Mouctar Diallo charge le RPG et l’UFDG: « quand c’est pour se partager des postes et des intérêts, ils font des combines et s’entendent »

Comme indiqué dans nos précédentes dépêches, les députés étaient en plénière à l’Assemblée nationale hier, mardi 10 avril 2018. Cette deuxième activité de la première session de l’année a permis aux parlementaires d’adopter le calendrier de la première tranche de la session des lois.

A la fin des travaux, Mouctar Diallo président du parti NFD a fait sa lecture de ce début des travaux en plénière.

Décryptage !

Nous (trois députés dont moi) avons déposé une proposition de loi depuis l’année dernière pour lutter contre le loyer cher qui constitue un véritable problème aujourd’hui. Les guinéens en souffrent. Les bailleurs, ceux qui ont les maisons créent souvent beaucoup de problèmes aux locataires. Ils exigent la plupart du temps le paiement en devises étrangères, ils exigent beaucoup de mois d’avance, voir même des années d’avance et ils augmentent de façon récurrente les loyers dans ce contexte de conjoncture difficile vécu par les populations. Donc, les députés étant là en principe pour le peuple, devant se saisir des difficultés du peuple et formuler des propositions de lois, en tout cas trouver des réponses à ce problème. C’est pourquoi, moi personnellement, je me suis opposé donc à ce chronogramme qui n’intègre pas cette proposition de loi que nous avons déposée depuis un an.

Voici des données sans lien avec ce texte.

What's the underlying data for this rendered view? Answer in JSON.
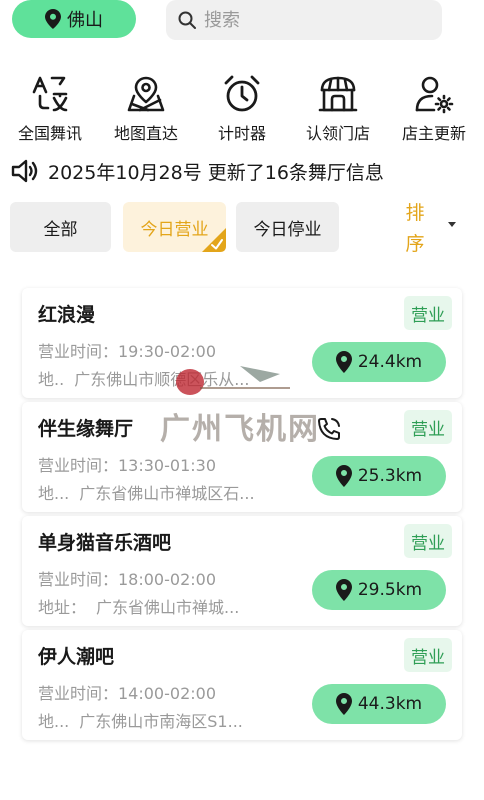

J’ai dit que nous devons examiner en priorité cette proposition de loi pour soulager le peuple contre le loyer cher et surtout qu’il y a beaucoup de guinéens qui se retrouvent dans cette proposition de loi, notamment le collectif contre le loyer cher, composé de jeunes de la société civile qui ont fait beaucoup d’actions de lobbying et de plaidoyer ici à l’Assemblée nationale ; leur dernière activité, c’était à l’occasion de l’ouverture de la présente session des lois.

Vous savez ? L’un des problèmes auxquels nous sommes aussi confrontés, c’est que le travail n’est pas fait de façon sérieuse ; et du côté de l’exécutif, et du côté de l’Assemblée nationale. Souvent, on programme l’examen de certains textes mais au finish ces textes ne sont pas disponibles ; donc, on reporte !

Malheureusement, il n’y a pas de rigueur dans le travail. Cela dénote de la faiblesse de nos institutions, cela dénote le manque de rigueur des acteurs de la vie publique et de tous les côtés. Vous constatez même aujourd’hui, la plénière était prévue à 10 heures ; mais, à 10 heures, il n’y avait personne encore. Il a fallu d’ailleurs qu’on reporte de quelque temps la tenue de la session.

Vous avez aussi vu, on est plus concentré sur les élections ; et ; les élections, c’est plutôt des intérêts partisans des deux plus grands partis que nous connaissons actuellement. Quand vous parlez d’élections, les deux plus grands partis les plus forts à l’Assemblée nationale s’entendent facilement pour aller vers une combine entre guillemets pour s’entendre, ou quand il faut modifier le règlement intérieur, augmenter le nombre de postes au bureau de l’Assemblée nationale et se partager les postes, ça aussi il y a une entente entre les deux plus grands partis. Quand il faut gérer les intérêts partisans, les députés sont prompts à s’entendre. Mais, malheureusement, ce n’est que dans le cadre des intérêts partisans, ce n’est pas dans l’intérêt des citoyens, ce n’est pas dans le cadre de la qualification des institutions, de la consolidation de la démocratie.